Feuerwerkswettbewerb 2026 in Hannover: Fünf Nationen und ihre Inszenierungen
Von Dänemark bis Schweden: Jede Nation präsentiert ein eigenes Konzept aus Licht und Musik.
HANNOVER (redu) – Der Feuerwerkswettbewerb 2026 startet am 16. Mai in den Herrenhäuser Gärten und bringt bis September fünf internationale Teams nach Hannover. Jede Nation präsentiert eine eigene Show mit individuellem Thema, Musik und pyrotechnischer Inszenierung.
Unter dem Motto „Dance of Northern Lights“ stehen in diesem Jahr Teams aus Nordeuropa im Fokus, die jeweils eigene Geschichten aus Licht, Klang und Bewegung erzählen.
Der Feuerwerkswettbewerb 2026 in Hannover umfasst fünf Termine zwischen Mai und September. Neben einem festgelegten Pflichtstück gestalten die teilnehmenden Teams jeweils eine rund 25-minütige Kür mit eigener Dramaturgie und musikalischer Begleitung.
Dänemark: Kosmische Bilder und Emotionen
Den Auftakt am 16. Mai gestaltet Dänemark mit Højen & Magic Fyrværkeri ApS. Das Unternehmen zählt seit Jahrzehnten zu den führenden Anbietern des Landes und ist auf aufwendige Pyromusicals spezialisiert.
Mit der Show „Celestial Emotions“ verbindet das Team kosmische Bilder mit emotionaler Musik. Licht, Farben und Klang verschmelzen zu einer Inszenierung, die die Weite des Universums und menschliche Gefühle miteinander verknüpft.

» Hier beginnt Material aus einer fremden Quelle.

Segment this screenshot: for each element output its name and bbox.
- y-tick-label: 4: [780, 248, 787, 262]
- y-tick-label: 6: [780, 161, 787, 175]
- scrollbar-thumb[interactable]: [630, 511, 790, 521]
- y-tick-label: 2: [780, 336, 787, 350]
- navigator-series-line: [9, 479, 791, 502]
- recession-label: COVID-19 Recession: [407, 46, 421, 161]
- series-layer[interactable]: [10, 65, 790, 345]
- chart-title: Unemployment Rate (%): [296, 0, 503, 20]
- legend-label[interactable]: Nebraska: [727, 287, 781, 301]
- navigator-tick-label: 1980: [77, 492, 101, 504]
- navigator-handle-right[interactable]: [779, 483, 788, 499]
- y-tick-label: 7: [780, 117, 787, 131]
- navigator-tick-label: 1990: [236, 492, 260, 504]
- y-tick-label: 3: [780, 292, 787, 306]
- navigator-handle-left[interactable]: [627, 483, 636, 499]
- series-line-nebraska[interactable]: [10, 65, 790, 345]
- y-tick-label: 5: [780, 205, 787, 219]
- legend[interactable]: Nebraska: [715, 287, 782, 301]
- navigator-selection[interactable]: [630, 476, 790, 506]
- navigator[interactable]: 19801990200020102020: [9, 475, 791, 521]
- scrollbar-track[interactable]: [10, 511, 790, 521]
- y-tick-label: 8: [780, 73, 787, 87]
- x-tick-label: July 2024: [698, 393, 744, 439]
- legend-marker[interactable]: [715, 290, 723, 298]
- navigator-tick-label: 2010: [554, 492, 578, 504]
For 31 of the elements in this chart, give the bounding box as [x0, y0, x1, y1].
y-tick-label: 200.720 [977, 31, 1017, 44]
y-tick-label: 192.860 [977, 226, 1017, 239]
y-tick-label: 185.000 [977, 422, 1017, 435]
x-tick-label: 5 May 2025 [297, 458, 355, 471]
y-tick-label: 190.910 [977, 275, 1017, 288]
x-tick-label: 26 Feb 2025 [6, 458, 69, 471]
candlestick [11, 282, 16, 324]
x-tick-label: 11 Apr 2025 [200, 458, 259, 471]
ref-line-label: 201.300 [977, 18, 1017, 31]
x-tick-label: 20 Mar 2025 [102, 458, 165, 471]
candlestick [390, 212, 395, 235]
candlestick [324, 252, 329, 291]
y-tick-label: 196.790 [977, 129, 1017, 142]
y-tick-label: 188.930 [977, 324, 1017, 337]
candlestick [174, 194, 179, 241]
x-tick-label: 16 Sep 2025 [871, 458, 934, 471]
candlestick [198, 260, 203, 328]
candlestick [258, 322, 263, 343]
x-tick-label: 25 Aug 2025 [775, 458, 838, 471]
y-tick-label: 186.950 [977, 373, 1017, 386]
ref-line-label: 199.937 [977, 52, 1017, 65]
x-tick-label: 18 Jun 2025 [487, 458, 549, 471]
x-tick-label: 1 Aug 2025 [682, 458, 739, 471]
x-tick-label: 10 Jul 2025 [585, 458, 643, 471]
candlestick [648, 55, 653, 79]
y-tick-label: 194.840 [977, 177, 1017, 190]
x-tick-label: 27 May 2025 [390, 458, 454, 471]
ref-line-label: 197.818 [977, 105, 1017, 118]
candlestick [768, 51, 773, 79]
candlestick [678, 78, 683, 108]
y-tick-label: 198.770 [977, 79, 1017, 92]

Norwegen: Gegensätze im Fokus
Am 30. Mai folgt Norwegen mit Pyroteknikk AS. Das Unternehmen entstand aus einem Zusammenschluss traditionsreicher Anbieter und realisiert jährlich zahlreiche Produktionen im In- und Ausland.
Die Show „Between Shadow and Light“ stellt Gegensätze in den Mittelpunkt. Dunkle und helle Elemente wechseln sich ab und erzählen eine visuelle Geschichte, die durch norwegische Musik getragen wird.
Finnland: Farben des Nordens
Nach der Sommerpause tritt am 15. August Finnland an. Suomen Pyrotekniikka gehört zu den größten Feuerwerksunternehmen des Landes und ist auch international erfolgreich.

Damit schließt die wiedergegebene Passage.